There was an intermittent short, apparently, inside the junction box on the back of my house. It was the sort of thing I would have thought any of the three previous repairmen should have been able to figure out too, but they didn't. Once identified, it took two or perhaps three snips of Doug's wire cutters to fix — clearing out some no-longer-used wiring from a previous tenant's multiple-line phone installation.

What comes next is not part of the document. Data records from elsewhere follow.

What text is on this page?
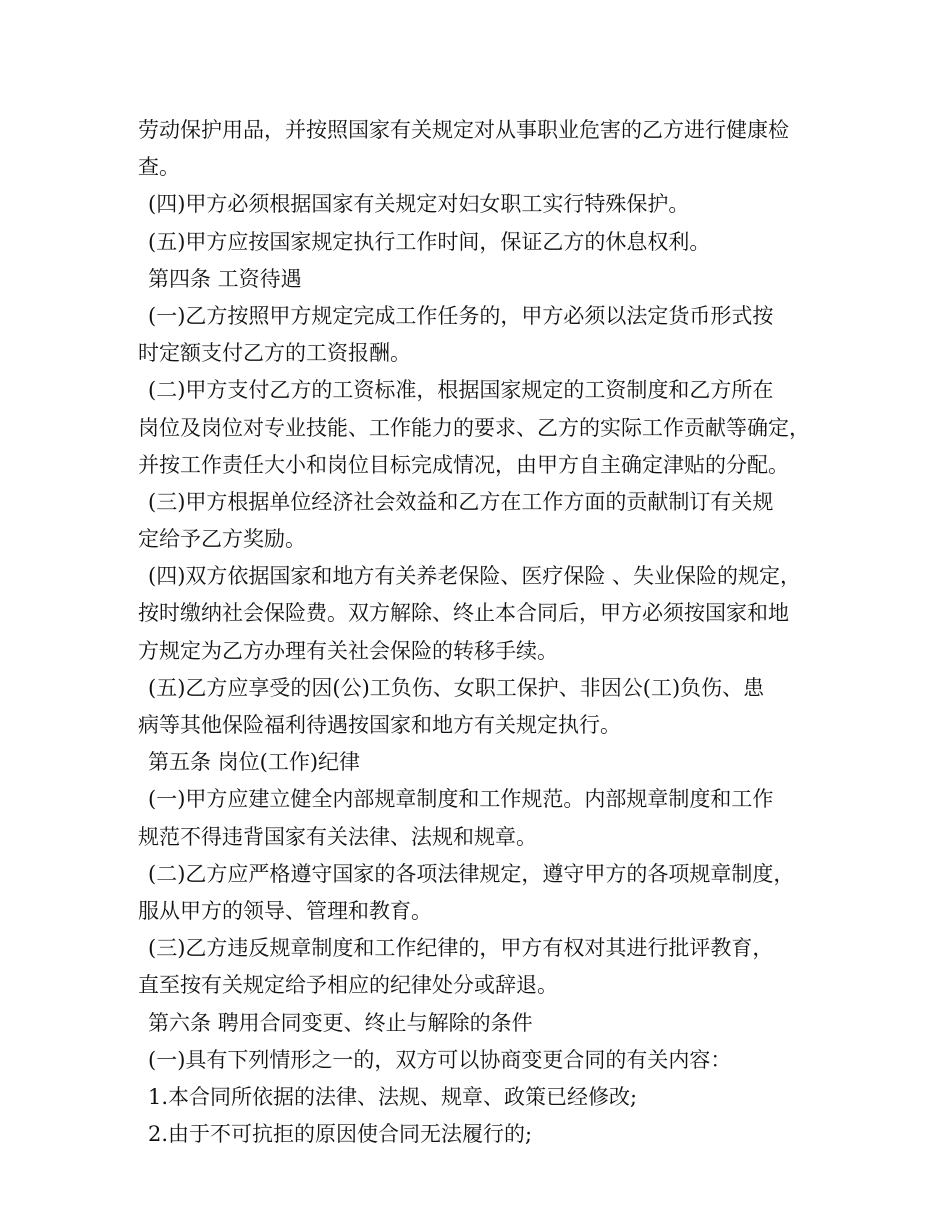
劳动保护用品，并按照国家有关规定对从事职业危害的乙方进行健康检
查。
(四)甲方必须根据国家有关规定对妇女职工实行特殊保护。
(五)甲方应按国家规定执行工作时间，保证乙方的休息权利。
第四条 工资待遇
(一)乙方按照甲方规定完成工作任务的，甲方必须以法定货币形式按
时定额支付乙方的工资报酬。
(二)甲方支付乙方的工资标准，根据国家规定的工资制度和乙方所在
岗位及岗位对专业技能、工作能力的要求、乙方的实际工作贡献等确定，
并按工作责任大小和岗位目标完成情况，由甲方自主确定津贴的分配。
(三)甲方根据单位经济社会效益和乙方在工作方面的贡献制订有关规
定给予乙方奖励。
(四)双方依据国家和地方有关养老保险、医疗保险 、失业保险的规定，
按时缴纳社会保险费。双方解除、终止本合同后，甲方必须按国家和地
方规定为乙方办理有关社会保险的转移手续。
(五)乙方应享受的因(公)工负伤、女职工保护、非因公(工)负伤、患
病等其他保险福利待遇按国家和地方有关规定执行。
第五条 岗位(工作)纪律
(一)甲方应建立健全内部规章制度和工作规范。内部规章制度和工作
规范不得违背国家有关法律、法规和规章。
(二)乙方应严格遵守国家的各项法律规定，遵守甲方的各项规章制度，
服从甲方的领导、管理和教育。
(三)乙方违反规章制度和工作纪律的，甲方有权对其进行批评教育，
直至按有关规定给予相应的纪律处分或辞退。
第六条 聘用合同变更、终止与解除的条件
(一)具有下列情形之一的，双方可以协商变更合同的有关内容：
1.本合同所依据的法律、法规、规章、政策已经修改;
2.由于不可抗拒的原因使合同无法履行的;
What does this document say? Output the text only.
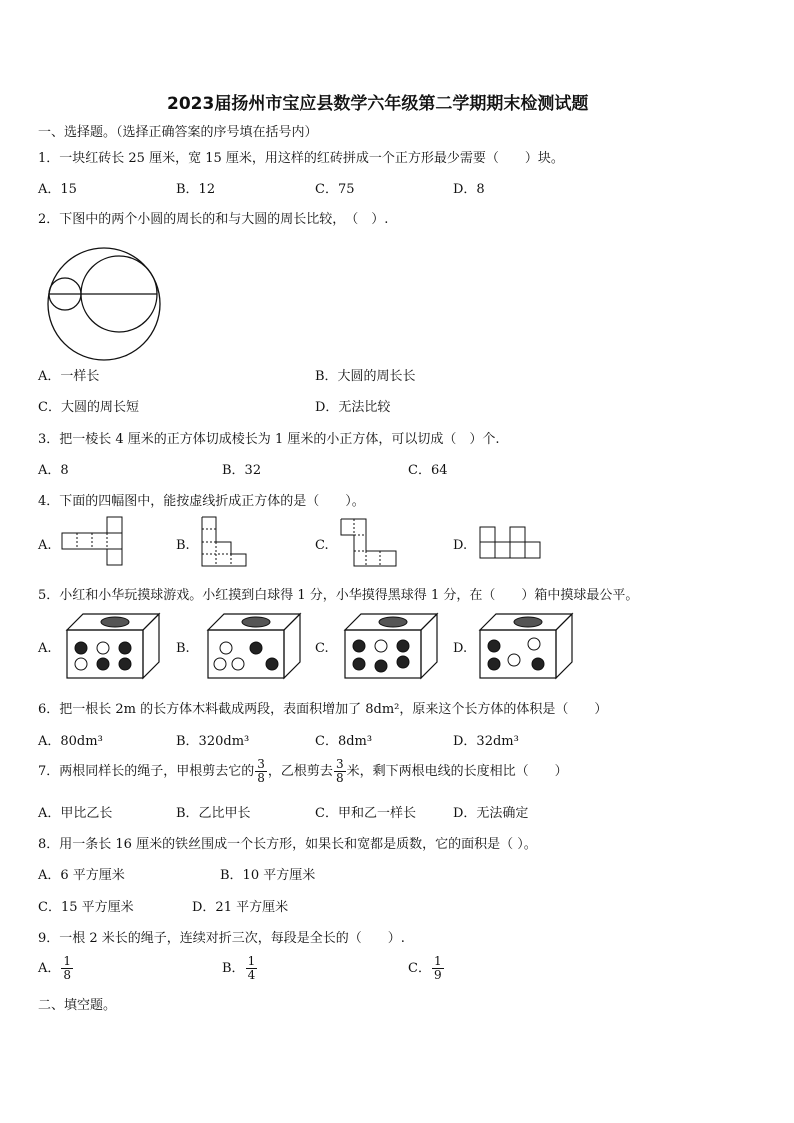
2023届扬州市宝应县数学六年级第二学期期末检测试题
一、选择题。（选择正确答案的序号填在括号内）
1．一块红砖长 25 厘米，宽 15 厘米，用这样的红砖拼成一个正方形最少需要（　　）块。
A．15	B．12	C．75	D．8
2．下图中的两个小圆的周长的和与大圆的周长比较，　（　）.
A．一样长	B．大圆的周长长
C．大圆的周长短	D．无法比较
3．把一棱长 4 厘米的正方体切成棱长为 1 厘米的小正方体，可以切成（　）个.
A．8	B．32	C．64
4．下面的四幅图中，能按虚线折成正方体的是（　　）。
A.	B.	C.	D.
5．小红和小华玩摸球游戏。小红摸到白球得 1 分，小华摸得黑球得 1 分，在（　　）箱中摸球最公平。
A.	B.	C.	D.
6．把一根长 2m 的长方体木料截成两段，表面积增加了 8dm²，原来这个长方体的体积是（　　）
A．80dm³	B．320dm³	C．8dm³	D．32dm³
7．两根同样长的绳子，甲根剪去它的 $\frac{3}{8}$ ，乙根剪去 $\frac{3}{8}$ 米，剩下两根电线的长度相比（　　）
A．甲比乙长	B．乙比甲长	C．甲和乙一样长	D．无法确定
8．用一条长 16 厘米的铁丝围成一个长方形，如果长和宽都是质数，它的面积是（ ）。
A．6 平方厘米	B．10 平方厘米
C．15 平方厘米	D．21 平方厘米
9．一根 2 米长的绳子，连续对折三次，每段是全长的（　　）.
A． $\frac{1}{8}$	B． $\frac{1}{4}$	C． $\frac{1}{9}$
二、填空题。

While I would happily buy Doug a case of cold beer of his choice, I would still enjoy tarring and feathering about 20 of his co-workers at AT&T (or, more likely, its contractors) who've wasted dozens and dozens of hours of my time over the last 3-4 years by insisting that the problem must have been in my modem or my router or my browser or my computer's networking settings or anywhere but in AT&T's wiring. (Two or three of them insisted that my problems — including my too-frequent but random periods with download speeds of only 10-12 kbps, slower than the worst dial-up service — were figments of my imagination. Or: "High-speed internet service, sir, doesn't necessarily mean continuously high speeds! You yourself admit that you were getting mostly good connections last week.") Those idiots all owe solemn apologies to my poor dog, who has concluded that she was at fault on all the occasions when their incompetence has gotten me so very angry. (I've already apologized to her, many times; and of course she always forgives me whether I deserve it or not.)
Large bureaucracies, as we all know, often shelter incompetents from their just deserts. But for the bureaucracies to keep functioning even at the minimal level of overall competence they must maintain to avoid finally toppling over, they must each include at least a few people who actually know their business. One such is Doug the Repairman; that he is so clearly part of an endangered species makes me all the more grateful to have finally encountered him this morning. Cheers, Doug!